On July 20, 1934, a Mrs. Thuss visited Loveman, Joseph & Loeb to purchase a product to protect her skin from sunburn. A store employee recommended Ardena Sun Tan Oil. Mrs. Thuss bought a bottle. However, the store clerk mistakenly gave Mrs. Thuss a bottle of Ardena Bronze, a product used to simulate a sun tan and not protect the user from sunburn. Who knew they sold bronzer in 1934? You can see where this is going.

Mrs. Thuss traveled 40 miles away to a river, used Ardena Bronze and after 20 minutes in the sun was severely burned.

Mrs. Thuss made a claim against the store for damages. New Amsterdam Casualty Co. refused to defend the store under a public liability policy. Mrs. Thuss and the store settled the matter for $1,500 (about $30,000 today). 
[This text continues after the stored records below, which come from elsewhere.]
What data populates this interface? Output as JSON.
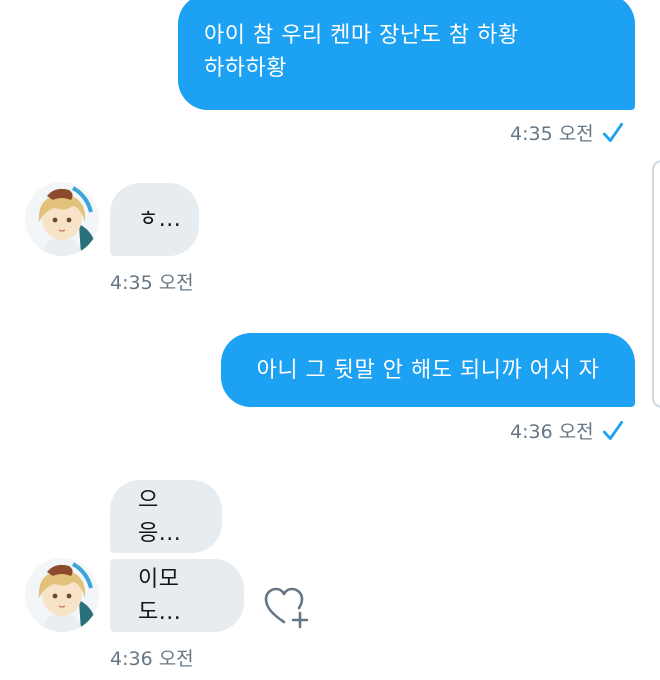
{
  "messages": [
    {
      "id": "m1",
      "direction": "out",
      "lines": [
        "아이 참 우리 켄마 장난도 참 하황",
        "하하하황"
      ],
      "time": "4:35 오전",
      "status_icon": "sent-check-icon"
    },
    {
      "id": "m2",
      "direction": "in",
      "text": "ㅎ...",
      "time": "4:35 오전"
    },
    {
      "id": "m3",
      "direction": "out",
      "text": "아니 그 뒷말 안 해도 되니까 어서 자",
      "time": "4:36 오전",
      "status_icon": "sent-check-icon"
    },
    {
      "id": "m4",
      "direction": "in",
      "text": "으응...",
      "time": ""
    },
    {
      "id": "m5",
      "direction": "in",
      "text": "이모도...",
      "time": "4:36 오전",
      "reaction_icon": "add-reaction-heart-icon"
    }
  ],
  "colors": {
    "outgoing_bubble": "#1da1f2",
    "incoming_bubble": "#e6ecf0",
    "timestamp_text": "#657786",
    "check_mark": "#1da1f2"
  }
}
Coverage litigation ensued. At issue before the Alabama Supreme Court was the applicability of the following exclusion asserted by the insurer: “This policy does not cover any accident; * * * (1) caused directly or indirectly by the possession, consumption, handling or use, elsewhere than upon the premises described in the schedule of statements, of any goods, article or produce, manufactured, handled or distributed by the assured unless covered hereunder by written permit endorsed on this policy.” (emphasis added).

The insurer maintained that, based on this exclusion, no coverage was owed to the store because the accident did not occur on the premises of the insured. Rather, Mrs. Thuss was sunburned when she used the bronzer 40 miles away from the store. The Alabama high court agreed with the insurer, rejecting the insured’s argument that the accident took place in the store – when the clerk mistakenly sold Mrs. Thuss bronzer instead of a sun protection product.    

The court held: “We can readily agree that a mistake was made by the clerk on the premises of the assured, as described in the schedule of statements, but we cannot subscribe to appellant’s further proposition that the accident, the happening of the event which produced the injuries, must be regarded, in law, as having occurred on the assured premises, when as a matter of fact the occurrence actually took place some forty miles away.”

Needless to say, the exclusion provided a significant limitation on coverage for the store’s products. For contaminated food, there is only coverage if the person ate the food while in the store. And the court was not unmindful of this limitation: “We approve, as of course, the rule that insurance contracts may be and often are made with very limited coverage, the small premium fixed on careful calculation of the hazard assumed; and they should be enforced, not a new or enlarged contract made for the parties.”